Losheng Sanatorium (Chinese: 樂生療養院; pinyin: Lèshēng Liáoyǎngyuàn) is a hospital for lepers, which is located in Xinzhuang District, New Taipei, Taiwan. Losheng means "happy life". It was constructed in the 1930s during the Japanese colonial period.
At present there has been heated debates and protests about the plans to replace Losheng Sanatorium with a MRT (Mass Rapid Transport) depot.
Losheng Sanatorium, originally named Rakusei Sanatorium for Lepers of Governor-General of Taiwan Taiwan Sōtokufu Raibyō Rakuseiin (臺灣總督府癩病療養樂生院?), was built in 1929 during the Japanese colonial period and served as an isolation hospital for leprosy patients at that time. The Japanese government forced leprosy patients to live in this hospital. The first 5 buildings could house more than 100 patients.

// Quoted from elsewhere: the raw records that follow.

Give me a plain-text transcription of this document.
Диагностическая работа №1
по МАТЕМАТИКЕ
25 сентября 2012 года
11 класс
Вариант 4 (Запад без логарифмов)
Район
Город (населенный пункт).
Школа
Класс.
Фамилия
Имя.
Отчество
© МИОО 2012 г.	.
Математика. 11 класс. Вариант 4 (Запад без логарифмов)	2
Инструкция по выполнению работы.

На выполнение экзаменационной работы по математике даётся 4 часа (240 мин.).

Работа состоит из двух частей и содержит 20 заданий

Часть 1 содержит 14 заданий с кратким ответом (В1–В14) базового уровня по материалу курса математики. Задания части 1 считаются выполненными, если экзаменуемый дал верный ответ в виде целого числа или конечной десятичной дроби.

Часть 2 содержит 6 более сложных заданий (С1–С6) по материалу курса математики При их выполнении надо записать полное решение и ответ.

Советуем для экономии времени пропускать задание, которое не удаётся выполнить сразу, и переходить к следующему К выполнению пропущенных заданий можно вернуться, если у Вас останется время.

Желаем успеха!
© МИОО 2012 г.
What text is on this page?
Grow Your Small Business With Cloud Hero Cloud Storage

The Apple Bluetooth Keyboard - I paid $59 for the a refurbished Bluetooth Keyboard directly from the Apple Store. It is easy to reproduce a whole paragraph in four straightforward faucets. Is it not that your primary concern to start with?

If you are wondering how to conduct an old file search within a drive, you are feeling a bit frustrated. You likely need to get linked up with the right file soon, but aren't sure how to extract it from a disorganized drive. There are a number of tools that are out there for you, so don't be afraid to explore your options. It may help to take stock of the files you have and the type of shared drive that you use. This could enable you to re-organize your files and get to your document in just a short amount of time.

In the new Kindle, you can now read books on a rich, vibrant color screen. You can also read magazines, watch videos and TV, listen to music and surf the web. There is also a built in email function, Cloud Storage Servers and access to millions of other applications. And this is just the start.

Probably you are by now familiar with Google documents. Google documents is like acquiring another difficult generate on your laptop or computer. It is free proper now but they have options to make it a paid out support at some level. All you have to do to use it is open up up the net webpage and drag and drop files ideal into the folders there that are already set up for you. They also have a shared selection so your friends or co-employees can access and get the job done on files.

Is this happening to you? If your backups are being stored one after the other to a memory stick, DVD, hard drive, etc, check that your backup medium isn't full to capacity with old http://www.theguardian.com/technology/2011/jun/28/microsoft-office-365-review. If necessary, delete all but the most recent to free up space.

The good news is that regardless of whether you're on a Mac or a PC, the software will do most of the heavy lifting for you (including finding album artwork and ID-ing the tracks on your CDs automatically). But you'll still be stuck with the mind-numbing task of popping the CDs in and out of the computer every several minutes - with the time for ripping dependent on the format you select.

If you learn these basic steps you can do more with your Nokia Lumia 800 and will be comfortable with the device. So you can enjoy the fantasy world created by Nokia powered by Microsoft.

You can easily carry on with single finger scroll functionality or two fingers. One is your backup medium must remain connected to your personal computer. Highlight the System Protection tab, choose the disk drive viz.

During the 1930s, Losheng Sanatorium was the first leprosy hospital and the only public sanatorium for leprosy patients in Taiwan. It was designed for quarantine and treatment of lepers. With a force of sanitary police and medical officers; investigation, quarantine, and imprisonment of lepers was conducted thoroughly in the period from 1934 till the end of colonial governance of Japan. As a result, Losheng Sanatorium became the institution of compulsory quarantine as well as lifelong imprisonment for thousands of leprosy patients. The successive KMT regime inherited the policy in its early years.
After the discovery of new Leprosy treatment, patients were later allowed to leave Losheng Sanatorium since 1954. However, many of them who had undergone chronic isolation and faced discrimination had little choice but to stay and have grown used to the settings.